Like many other countries, we see Egypt as the heart of the Arab world and of Middle East, and as a door to Africa. In establishing the New Zealand Embassy in Cairo, we recognise the importance to New Zealand, and its engagement with the wider Middle East and Africa regions, of our relationship with Egypt.
Establishing this Embassy will allow us greater opportunity to benefit directly from Egyptian perspectives and insights on these regions. It will also help enhance our engagement with the Arab world as a whole through contact with the Arab League, based here in Cairo.
New Zealand shares with Egypt many key goals not least in disarmament and in a Middle East – and a world - free of nuclear weapons. Like Egypt we have a vision of what this region might become if conflict was reduced and major political and security problems were resolved. The peace dividend would be immense.
The new embassy will also be working to stimulate economic cooperation. We are looking to create a more modern framework for the development of our bilateral trade and investment relationship with Egypt, one that makes better use of the freer business environments prevailing in both our countries.
We particularly look forward to welcoming Trade Minister Rashid and representatives of the Egyptian business community to New Zealand early next year, to carry on from the discussions held in Cairo last December with New Zealand’s Trade Minister Phil Goff.
We are also looking forward to a visit by a scoping mission from the Ministry of Administrative Development to identify possible areas of co-operation between us.
I hope that these visits will be the first of many such exchanges.
Overall we want to see more substance in our relationship. In addition to trade and other economic exchanges, it would be good to see more travel by our peoples in both directions. For New Zealanders, Egypt is a favoured destination for purposes of heritage and cultural tourism, and remembrance. Egyptians will find New Zealand’s cultural mix and identity unique. We will be looking to people-to-people exchanges with Egypt in the arts and cultural fields and other areas to increase mutual awareness, understanding and collaboration.

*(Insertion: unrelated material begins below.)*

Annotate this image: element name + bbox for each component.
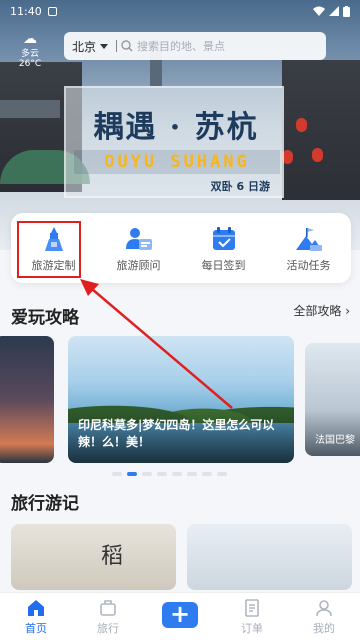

This is illustrated in the way that we have chosen to start with the ceremonial opening of our embassy drawing on the traditional culture and values of New Zealand’s indigenous people, the Māori.
Derek Lardelli, our kaumatua, our elder, who is in his own right a reputed artist as well as a practitioner of traditional ceremonial protocol, has led us in this moving ceremony. Our kaikaranga, Kuini Reedy, has chanted the ancestral calls of Māori. I also thank Ngati Ranana, the cultural group which has come from London to be here for this ceremony. I am sure you will join me in thanking them for this first part of the ceremony and I have much pleasure in declaring the New Zealand Embassy in Cairo officially open.